It was a cold coming
With stars upon the ground
And the sky was burning
And all the world was sound
It was a love beginning
A heart upon the straw
And the children were singing
Our Lord, our lord, our lord
Do you sing that song?

It was a cold coming
The streets were paved with light
You could hear the engines running
You could hear them all night long
It was a strange communion
His name raised up in lights
The old reunion
Of the rebel with the fight

Strange Communion does have a potential top ten Christmas single – ‘That’ll Be Christmas. The traditional Christmas staples – mulled wine, mistletoe – are here, but Gilmore cleverly crafts her words to take a swipe at Christmas while simultaneously celebrating it, which is probably how a lot of us feel about the whole thing.
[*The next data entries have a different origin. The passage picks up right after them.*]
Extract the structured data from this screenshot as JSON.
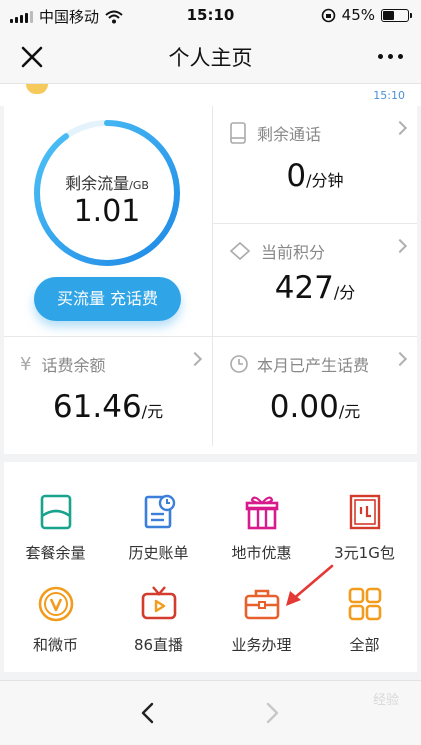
{
  "status_bar": {
    "carrier": "中国移动",
    "time": "15:10",
    "battery": "45%",
    "battery_level": 0.45
  },
  "nav": {
    "title": "个人主页"
  },
  "strip": {
    "timestamp": "15:10"
  },
  "data_usage": {
    "label": "剩余流量",
    "unit": "/GB",
    "value": "1.01",
    "fraction": 0.9
  },
  "buy_button": "买流量 充话费",
  "tiles": {
    "calls": {
      "label": "剩余通话",
      "value": "0",
      "unit": "/分钟"
    },
    "points": {
      "label": "当前积分",
      "value": "427",
      "unit": "/分"
    },
    "balance": {
      "label": "话费余额",
      "value": "61.46",
      "unit": "/元",
      "icon": "¥"
    },
    "charges": {
      "label": "本月已产生话费",
      "value": "0.00",
      "unit": "/元"
    }
  },
  "services": [
    {
      "label": "套餐余量",
      "icon": "package-icon"
    },
    {
      "label": "历史账单",
      "icon": "bill-history-icon"
    },
    {
      "label": "地市优惠",
      "icon": "gift-icon"
    },
    {
      "label": "3元1G包",
      "icon": "data-pack-icon"
    },
    {
      "label": "和微币",
      "icon": "coin-icon"
    },
    {
      "label": "86直播",
      "icon": "tv-icon"
    },
    {
      "label": "业务办理",
      "icon": "briefcase-icon"
    },
    {
      "label": "全部",
      "icon": "grid-icon"
    }
  ],
  "colors": {
    "accent": "#2fa4e7",
    "gauge_start": "#1e88e5",
    "gauge_end": "#4fc3f7",
    "teal": "#1aa38c",
    "pink": "#d81b8c",
    "red": "#d33b2c",
    "orange": "#f29b1d",
    "arrow": "#e53935"
  },
  "watermark": "经验"
}
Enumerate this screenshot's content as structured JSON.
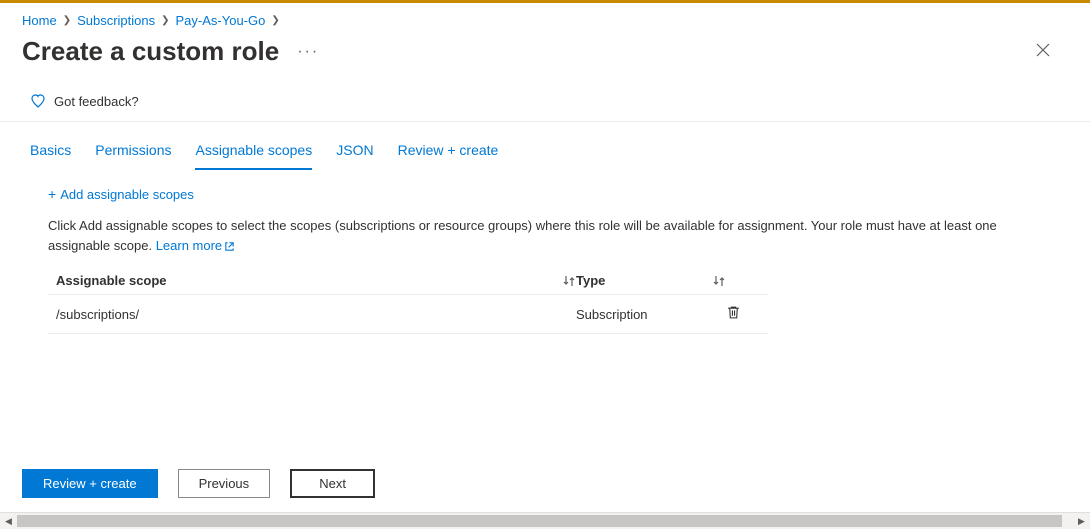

This approach is captured, too, in Elvis Costello’s only Christmas song , The St Stephen’s Day Murders, about the day after after Christmas.  Elvis wrote and recorded the song for a Chieftains album in 1991. The lyric is a perfect portrayal of family life in the aftermath of Christmas. He is remembering , perhaps , extended family gatherings in his Anglo-Irish Liverpool-London childhood:

The good will that lasts till the Feast of St. Stephen
For that is the time to eat, drink and be merry
Till the beer is all spilled and the whiskey has flowed
And the whole family tree you neglected to bury
Are feeding their faces until they explode

There’ll be laughter and tears over Tia Marias
Mixed up with that drink made from girders
Cause it’s all we’ve got left as they draw their last breath
Ah, it’s nice for the kids as you finally get rid of them
In the St. Stephen’s Day Murders

Aside from ‘Sol Invictus’, the most beautiful song on the album is ‘Drunken Angel’, which could have appeared on any Gilmore album and could be listened to in July, even though it is drenched in mid-winter imagery.  It is a song of affirmation and faith in beauty, feelings and renewal:

Winter tells its truth to anyone who will listen
It will whisper to you slowly when the light is low…

There are some things broken and some things to hold tight
To the few brave birds of the season who are sky-writing
Shine your light…

Now is the time that I will raise my eyes and be honest
And look out across the plain of another tired and reckless year
Give thanks for the love and wonder that was hurled upon us…

A drunken angel danced into my heart
Singing lonely days and a brand-new start

You can hear the howl of wings
You can feel it when the wine is flowing
The tired and the lonely lay down their weary heads
And, baby, sometimes the beauty in this world
Comes from just not knowing
Feeling instead

Sefton Park 64

The album has been picking up glowing reviews everywhere.  The Independent carried an insightful review this week, which included these comments:Gilmore opens the album with ‘Sol Invictus’, a pagan hymn to winter solstice, sung a cappella with the Sense of Sound Choir, before offering ‘Thea Gilmore’s Midwinter Toast’ in agnostic manner. “I don’t believe in many things, but here’s my hymn to you all”, she admits, facing the uneasy prospect of the new year with hope but no illusions. T S Eliot’s ‘The Journey of the Magi’ provides the opening image to ‘Cold Coming’, Gilmore’s folk-rock rallying-cry celebrating Jesus as outlaw revolutionary, “the old reunion of the rebel with the fight”, and finding an even colder coming in “the ringing of the till” […]
Winter tells its truth to anyone who’ll listen
It will whisper to you slowly when the light is low.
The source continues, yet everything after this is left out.